17. En ese formato es en donde se presentan ideas e ideologías que disminuyen la equidad e igualdad entre los ciudadanos, y se elaboran los justificantes para abusar del otro: ideas que ya fungen como legitimadoras socialmente. Pero es así en donde cada cual que los quiera, los puede retomar y usar (Browning, 1992).

18. Sugiero consultar la obra de Williams (1993).
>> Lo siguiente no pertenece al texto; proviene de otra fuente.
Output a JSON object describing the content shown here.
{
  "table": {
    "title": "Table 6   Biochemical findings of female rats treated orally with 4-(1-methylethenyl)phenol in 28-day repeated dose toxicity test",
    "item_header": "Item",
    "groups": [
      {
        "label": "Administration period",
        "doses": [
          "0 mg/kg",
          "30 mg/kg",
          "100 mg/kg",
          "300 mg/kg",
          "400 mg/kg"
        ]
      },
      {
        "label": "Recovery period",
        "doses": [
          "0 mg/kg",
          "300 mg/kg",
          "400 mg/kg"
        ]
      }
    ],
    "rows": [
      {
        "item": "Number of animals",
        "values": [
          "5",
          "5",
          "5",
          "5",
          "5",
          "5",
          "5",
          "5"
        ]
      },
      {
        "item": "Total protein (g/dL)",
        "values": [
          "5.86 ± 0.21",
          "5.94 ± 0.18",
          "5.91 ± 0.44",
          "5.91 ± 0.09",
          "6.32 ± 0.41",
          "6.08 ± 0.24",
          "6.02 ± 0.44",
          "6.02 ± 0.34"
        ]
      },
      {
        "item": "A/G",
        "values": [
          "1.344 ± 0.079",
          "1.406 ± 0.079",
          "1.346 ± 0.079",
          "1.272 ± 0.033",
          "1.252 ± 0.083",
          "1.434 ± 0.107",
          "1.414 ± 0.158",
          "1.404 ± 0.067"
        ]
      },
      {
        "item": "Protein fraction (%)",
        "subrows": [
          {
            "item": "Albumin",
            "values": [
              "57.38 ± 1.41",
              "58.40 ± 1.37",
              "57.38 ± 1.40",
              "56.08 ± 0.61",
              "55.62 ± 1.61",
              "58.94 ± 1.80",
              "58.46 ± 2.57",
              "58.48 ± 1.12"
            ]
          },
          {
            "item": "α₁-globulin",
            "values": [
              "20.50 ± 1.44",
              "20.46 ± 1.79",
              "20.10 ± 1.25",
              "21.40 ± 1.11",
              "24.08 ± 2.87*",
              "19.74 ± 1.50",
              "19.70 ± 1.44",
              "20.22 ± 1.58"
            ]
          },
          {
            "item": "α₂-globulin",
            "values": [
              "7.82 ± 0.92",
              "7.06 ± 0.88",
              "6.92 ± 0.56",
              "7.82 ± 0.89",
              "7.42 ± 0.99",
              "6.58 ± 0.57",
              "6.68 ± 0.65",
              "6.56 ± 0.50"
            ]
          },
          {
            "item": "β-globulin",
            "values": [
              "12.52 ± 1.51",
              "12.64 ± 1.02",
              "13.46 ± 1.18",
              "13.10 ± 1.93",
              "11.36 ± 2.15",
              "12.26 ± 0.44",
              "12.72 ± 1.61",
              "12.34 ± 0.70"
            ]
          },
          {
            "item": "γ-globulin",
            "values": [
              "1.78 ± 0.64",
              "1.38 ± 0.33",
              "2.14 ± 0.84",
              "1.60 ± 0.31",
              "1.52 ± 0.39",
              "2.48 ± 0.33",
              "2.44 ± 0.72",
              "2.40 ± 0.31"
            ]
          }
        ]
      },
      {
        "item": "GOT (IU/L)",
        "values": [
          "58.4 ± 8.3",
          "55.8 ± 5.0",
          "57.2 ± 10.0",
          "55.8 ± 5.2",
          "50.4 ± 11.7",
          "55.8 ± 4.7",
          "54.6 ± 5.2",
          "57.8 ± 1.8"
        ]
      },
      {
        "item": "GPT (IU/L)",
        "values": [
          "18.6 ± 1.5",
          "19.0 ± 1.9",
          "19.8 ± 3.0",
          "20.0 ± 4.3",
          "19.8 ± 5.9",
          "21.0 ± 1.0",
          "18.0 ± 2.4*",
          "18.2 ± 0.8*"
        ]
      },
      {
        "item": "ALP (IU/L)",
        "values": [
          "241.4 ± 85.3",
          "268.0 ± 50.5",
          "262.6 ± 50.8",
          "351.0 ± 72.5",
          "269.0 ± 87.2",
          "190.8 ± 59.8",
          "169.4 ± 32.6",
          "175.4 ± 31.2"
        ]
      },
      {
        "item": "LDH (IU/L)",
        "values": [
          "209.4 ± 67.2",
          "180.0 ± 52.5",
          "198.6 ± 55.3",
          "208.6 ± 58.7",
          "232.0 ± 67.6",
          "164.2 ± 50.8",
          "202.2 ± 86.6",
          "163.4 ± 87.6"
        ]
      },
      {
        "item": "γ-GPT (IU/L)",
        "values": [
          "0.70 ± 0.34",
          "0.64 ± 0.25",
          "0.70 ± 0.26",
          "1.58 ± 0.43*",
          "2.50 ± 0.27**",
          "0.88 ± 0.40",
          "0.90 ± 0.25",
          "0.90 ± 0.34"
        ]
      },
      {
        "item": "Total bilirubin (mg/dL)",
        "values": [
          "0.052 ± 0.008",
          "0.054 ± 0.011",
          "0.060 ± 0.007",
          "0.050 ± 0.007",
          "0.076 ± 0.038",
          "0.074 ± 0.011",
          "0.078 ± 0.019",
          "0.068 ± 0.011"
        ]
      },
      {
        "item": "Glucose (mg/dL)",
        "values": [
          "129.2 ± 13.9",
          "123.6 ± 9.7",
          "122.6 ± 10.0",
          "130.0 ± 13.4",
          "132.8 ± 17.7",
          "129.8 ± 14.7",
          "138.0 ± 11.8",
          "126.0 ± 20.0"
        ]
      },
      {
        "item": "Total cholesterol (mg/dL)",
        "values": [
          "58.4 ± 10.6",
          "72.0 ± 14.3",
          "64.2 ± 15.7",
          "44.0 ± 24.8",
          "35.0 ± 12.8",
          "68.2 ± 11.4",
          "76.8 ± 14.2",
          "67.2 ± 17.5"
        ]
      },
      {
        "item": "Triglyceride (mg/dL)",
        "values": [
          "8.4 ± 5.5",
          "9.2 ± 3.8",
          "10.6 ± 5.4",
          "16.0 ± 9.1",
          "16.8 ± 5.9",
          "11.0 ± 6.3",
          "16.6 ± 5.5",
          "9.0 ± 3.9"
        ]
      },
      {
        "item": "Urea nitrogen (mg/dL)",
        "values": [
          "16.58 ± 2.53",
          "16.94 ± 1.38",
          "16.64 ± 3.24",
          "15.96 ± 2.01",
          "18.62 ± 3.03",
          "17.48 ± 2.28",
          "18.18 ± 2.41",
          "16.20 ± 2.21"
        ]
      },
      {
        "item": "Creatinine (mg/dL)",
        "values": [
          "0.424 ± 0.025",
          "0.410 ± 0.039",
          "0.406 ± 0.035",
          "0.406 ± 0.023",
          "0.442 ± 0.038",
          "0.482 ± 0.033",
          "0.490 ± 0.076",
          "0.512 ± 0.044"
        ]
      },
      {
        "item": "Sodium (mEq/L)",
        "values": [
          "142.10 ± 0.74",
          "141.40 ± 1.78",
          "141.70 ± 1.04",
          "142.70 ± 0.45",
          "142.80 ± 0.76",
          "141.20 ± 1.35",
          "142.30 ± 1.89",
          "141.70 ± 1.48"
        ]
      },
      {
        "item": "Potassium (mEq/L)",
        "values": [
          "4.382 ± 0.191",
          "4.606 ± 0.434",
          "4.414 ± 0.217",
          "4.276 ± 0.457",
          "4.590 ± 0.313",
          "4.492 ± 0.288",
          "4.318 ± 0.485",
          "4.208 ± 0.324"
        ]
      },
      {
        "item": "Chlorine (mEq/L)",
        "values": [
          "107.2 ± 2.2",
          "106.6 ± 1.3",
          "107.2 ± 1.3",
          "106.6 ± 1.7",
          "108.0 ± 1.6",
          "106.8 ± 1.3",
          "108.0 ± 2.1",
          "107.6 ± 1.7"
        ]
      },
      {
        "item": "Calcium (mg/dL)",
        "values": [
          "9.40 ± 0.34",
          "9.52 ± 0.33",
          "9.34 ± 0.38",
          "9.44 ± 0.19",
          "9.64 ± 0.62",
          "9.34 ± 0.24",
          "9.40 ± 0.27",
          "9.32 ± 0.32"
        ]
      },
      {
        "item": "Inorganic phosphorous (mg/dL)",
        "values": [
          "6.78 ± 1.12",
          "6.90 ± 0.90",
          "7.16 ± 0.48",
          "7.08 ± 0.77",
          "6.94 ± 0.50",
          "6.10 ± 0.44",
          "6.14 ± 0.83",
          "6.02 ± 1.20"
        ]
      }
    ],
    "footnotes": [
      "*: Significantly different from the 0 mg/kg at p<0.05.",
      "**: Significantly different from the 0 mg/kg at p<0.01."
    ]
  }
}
En particular, los capítulos 3: “Recognizing Responsibility”, y 4: “Shame and Autonomy”.

19. Primo Levi definió esto como la traición posterior: “sufrir, sobrevivir, contar y después, no tener quién lo pueda creer por ser inimaginable...” (Didi-Huberman, 2008, p. 20).
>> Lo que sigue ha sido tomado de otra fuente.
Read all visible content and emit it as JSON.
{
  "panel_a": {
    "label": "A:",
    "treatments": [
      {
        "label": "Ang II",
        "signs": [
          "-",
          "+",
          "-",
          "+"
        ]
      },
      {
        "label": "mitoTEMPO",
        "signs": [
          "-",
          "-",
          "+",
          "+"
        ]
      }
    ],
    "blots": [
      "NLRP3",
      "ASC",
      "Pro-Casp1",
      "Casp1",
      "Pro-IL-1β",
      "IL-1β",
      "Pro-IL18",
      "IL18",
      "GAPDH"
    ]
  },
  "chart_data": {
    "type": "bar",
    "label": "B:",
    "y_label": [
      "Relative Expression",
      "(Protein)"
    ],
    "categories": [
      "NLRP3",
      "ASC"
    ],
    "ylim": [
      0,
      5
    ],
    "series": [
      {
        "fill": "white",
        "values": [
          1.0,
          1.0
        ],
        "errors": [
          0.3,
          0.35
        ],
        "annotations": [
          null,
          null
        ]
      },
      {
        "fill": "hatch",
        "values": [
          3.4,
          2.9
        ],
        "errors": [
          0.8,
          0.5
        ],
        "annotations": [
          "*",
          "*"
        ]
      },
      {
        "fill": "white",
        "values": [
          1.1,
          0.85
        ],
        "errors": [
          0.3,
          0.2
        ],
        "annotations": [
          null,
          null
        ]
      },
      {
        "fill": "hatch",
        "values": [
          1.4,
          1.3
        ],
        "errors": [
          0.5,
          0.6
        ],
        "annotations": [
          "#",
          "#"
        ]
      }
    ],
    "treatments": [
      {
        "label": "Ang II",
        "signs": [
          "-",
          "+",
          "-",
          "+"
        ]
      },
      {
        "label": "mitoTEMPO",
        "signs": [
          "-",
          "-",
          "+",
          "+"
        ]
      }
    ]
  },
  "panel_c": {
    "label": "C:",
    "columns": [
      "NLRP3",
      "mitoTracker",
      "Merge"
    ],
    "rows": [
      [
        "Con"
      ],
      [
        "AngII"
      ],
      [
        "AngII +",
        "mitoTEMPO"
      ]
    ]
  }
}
20. Elie Wiesel (1928-2016), sobreviviente del Holocausto y Premio Nobel de la Paz en 1986, enfatizó la importancia de la memoria colectiva e histórica, insistiendo en que el olvido de las víctimas de la Shoa es de hecho una forma de matarlas por segunda vez.

21. La lista aquí es interminable; presento solo unos ejemplos: Paul Celan, Itzjok Katzenelson, Primo Levi, Elie Wiesel, Avraham Sutzkever, Samuel Kassaw, Yehuda Bauer, Saul Friedlander, entre otros. Todos, en campos del pensar distintos.

22. La politóloga y filósofa Hannah Arendt obtuvo amplio reconocimiento en 1951, con la publicación de su libro The Origins of Totalitarianism. A partir de su texto utilicé varias de sus ideas sobre los frenos institucionales en una sociedad para reprimir el totalitarismo. Distingo esta obra de su trabajo como reportera y cuasi-historiadora en los años 1961-1962, durante el juicio en Jerusalem de Adolf Eichmann. Esa labor casi la destronó de todo reconocimiento intelectual. Su visión de Eichmann como un hombre banal, sin fanatismo y sin prejuicios antisemíticos, convulsionó a los intelectuales, pues él fue el representante nazi encargado de deportar judíos para que fueran exterminados. Dado que Eichmann no mostró ni culpa ni vergüenza durante el juicio esto, más que describirlo como “monstruo”, fanático antisemita y promotor insaciable de un odio a los judíos, Arendt lo representó como persona sin sentimientos negativos, que además parecía no saber exactamente qué había cometido, dado su “sin-pensar”. En 1965, apareció un libro que destruyó totalmente la versión de Arendt, con datos históricos que ella ignoró, desconoció, o confundió. A partir de fuentes primarias sabemos que Eichmann argumentó después de la guerra, que su más profundo pesar fue no haber eliminado a los 11 millones de judíos europeos (Ezra, 2007; Robinson, 1965; Cesarani, 2005) y la película The Devil’s Confession: the Lost Eichmann Tapes (Mozer, 2022).